Moreover, 21 percent of those surveyed admitted to medicating their kids with paracetamol, such as Panodil, before sending them to school.

The FOLA parents’ organisation is shocked by the findings.

“I think it is absolutely crazy. It simply cannot be that a child goes to school sick and plays with lots of other children. Then we are faced with the fact that they will infect the whole institution,” said FOLA chair Signe Nielsen.

Pill pushers
At the Børnehuset daycare institution in Silkeborg a meeting was called where parents were implored not to bring their sick children to school.

At Børnehuset there are fears that parents prefer to pack their kids off with a pill without informing teachers.

“We occasionally have children who that they have had a pill for breakfast,” said headteacher Susanne Bødker. “You might think that it is a Panodil more than a vitamin pill, if it is a child who has just been sick, for example.”

Parents sick and tired
Parents, when confronted, often cite pressure at work as a reason for not being able to stay at home with their children.

Many declare that they simply cannot take another day off, as they are afraid of being fired.
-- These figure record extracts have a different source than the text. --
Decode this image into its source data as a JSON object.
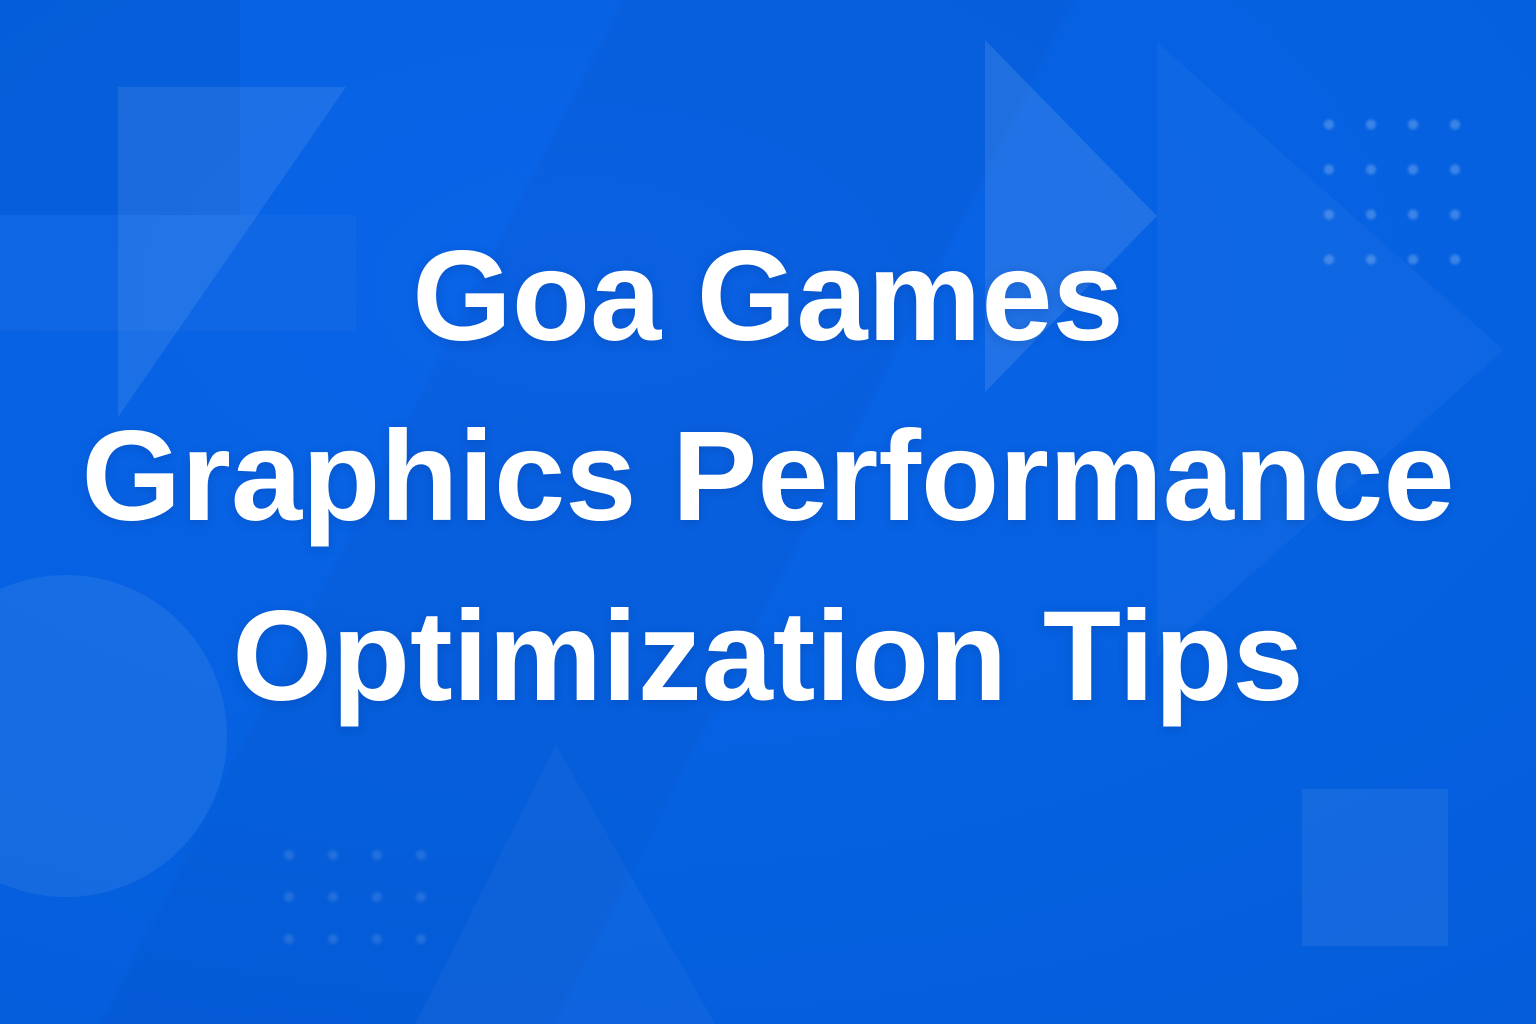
{
  "banner": {
    "title_lines": [
      "Goa Games",
      "Graphics Performance",
      "Optimization Tips"
    ],
    "colors": {
      "background": "#0560DE",
      "text": "#FFFFFF",
      "shape_tint_light": "#FFFFFF",
      "shape_tint_dark": "#031C62"
    }
  }
}
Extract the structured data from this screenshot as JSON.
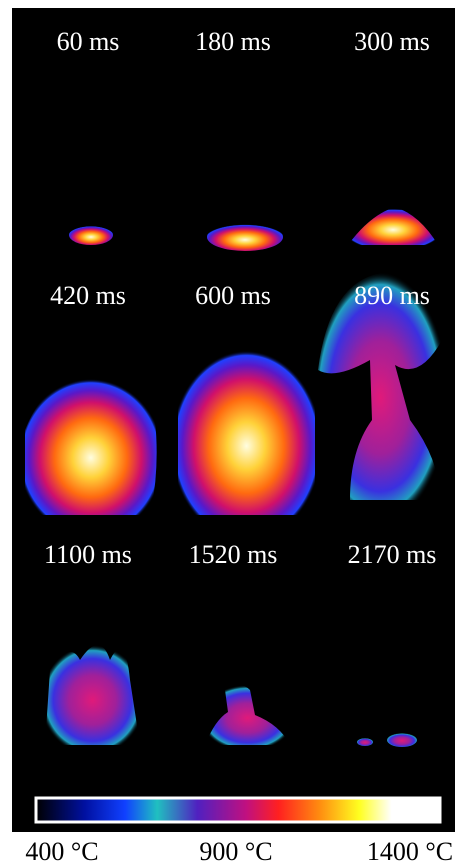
{
  "frames": [
    {
      "label": "60 ms"
    },
    {
      "label": "180 ms"
    },
    {
      "label": "300 ms"
    },
    {
      "label": "420 ms"
    },
    {
      "label": "600 ms"
    },
    {
      "label": "890 ms"
    },
    {
      "label": "1100 ms"
    },
    {
      "label": "1520 ms"
    },
    {
      "label": "2170 ms"
    }
  ],
  "colorbar": {
    "labels": [
      "400 °C",
      "900 °C",
      "1400 °C"
    ]
  }
}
Allan Randrup Thomsen, a professor of virology at KU, has heavily criticised the parents’ actions, describing the current situation as a “vicious circle”.

“It promotes the spread of viruses, and it adds momentum to a cycle where parents are pressured by high levels of sick-leave. If they then choose to send the children to daycare while they are still recovering, they keep the epidemic going in daycares, and this in turn puts a greater burden on the parents.”